In a new study by Yale University, scientists found that prescribing a drug used to treat conditions as varied as acetaminophen overdose and cystic fibrosis, N-acetylcysteine (NAC) could protect infants from the worst consequences of these infections or inflammation when affected women take it during their pregnancy.

In a randomized, placebo-controlled, double-blind trial, scientists assigned women from 23-33 weeks’ gestation with an indication for delivery in the context of IAI to receive NAC or placebo. The women who had taken NAC for those 10 weeks prior to preterm delivery had babies with fewer negative outcomes than the women who had not received the drug by nearly a factor of three, 12% versus 32%, respectively.

Scientists noted, “Taking NAC during pregnancy is feasible, safe, and does not increase the risk of sepsis in infants.”
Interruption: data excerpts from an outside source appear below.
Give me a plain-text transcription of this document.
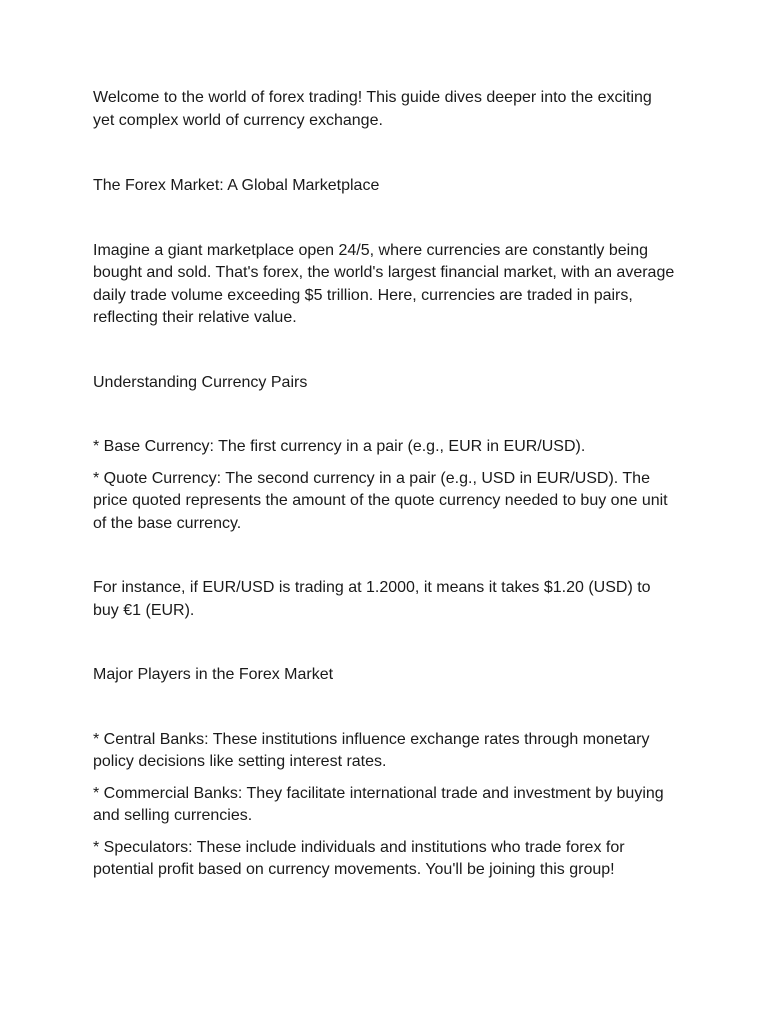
Welcome to the world of forex trading! This guide dives deeper into the exciting yet complex world of currency exchange.

The Forex Market: A Global Marketplace

Imagine a giant marketplace open 24/5, where currencies are constantly being bought and sold. That's forex, the world's largest financial market, with an average daily trade volume exceeding $5 trillion. Here, currencies are traded in pairs, reflecting their relative value.

Understanding Currency Pairs

* Base Currency: The first currency in a pair (e.g., EUR in EUR/USD).

* Quote Currency: The second currency in a pair (e.g., USD in EUR/USD). The price quoted represents the amount of the quote currency needed to buy one unit of the base currency.

For instance, if EUR/USD is trading at 1.2000, it means it takes $1.20 (USD) to buy €1 (EUR).

Major Players in the Forex Market

* Central Banks: These institutions influence exchange rates through monetary policy decisions like setting interest rates.

* Commercial Banks: They facilitate international trade and investment by buying and selling currencies.

* Speculators: These include individuals and institutions who trade forex for potential profit based on currency movements. You'll be joining this group!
Dr. Mert Ozan Bahtiyar, associate professor of obstetrics, gynecology, and reproductive sciences at Yale said, “The study results are very promising. We were able to show that a simple intervention, NAC infusion, could significantly decrease mortality and severe short-term neonatal morbidity in pregnancies complicated with intraamniotic infection or inflammation. Study findings could have a significant impact on clinical practice.”

“Fetal exposure to NAC prior to an impending preterm birth in the context of IAI significantly reduced the rate of the primary composite neonatal outcome, with the highest protection against BPD. The protective mechanism of NAC may involve an increase in the anti-oxidative pool of endogenous thiols. Intrapartum NAC infusion is practically feasible, safe, and does not increase the frequency of neonatal sepsis.”

The study was presented at the annual conference for the Society of Maternal-Fetal Medicine in Las Vegas on Feb. 14.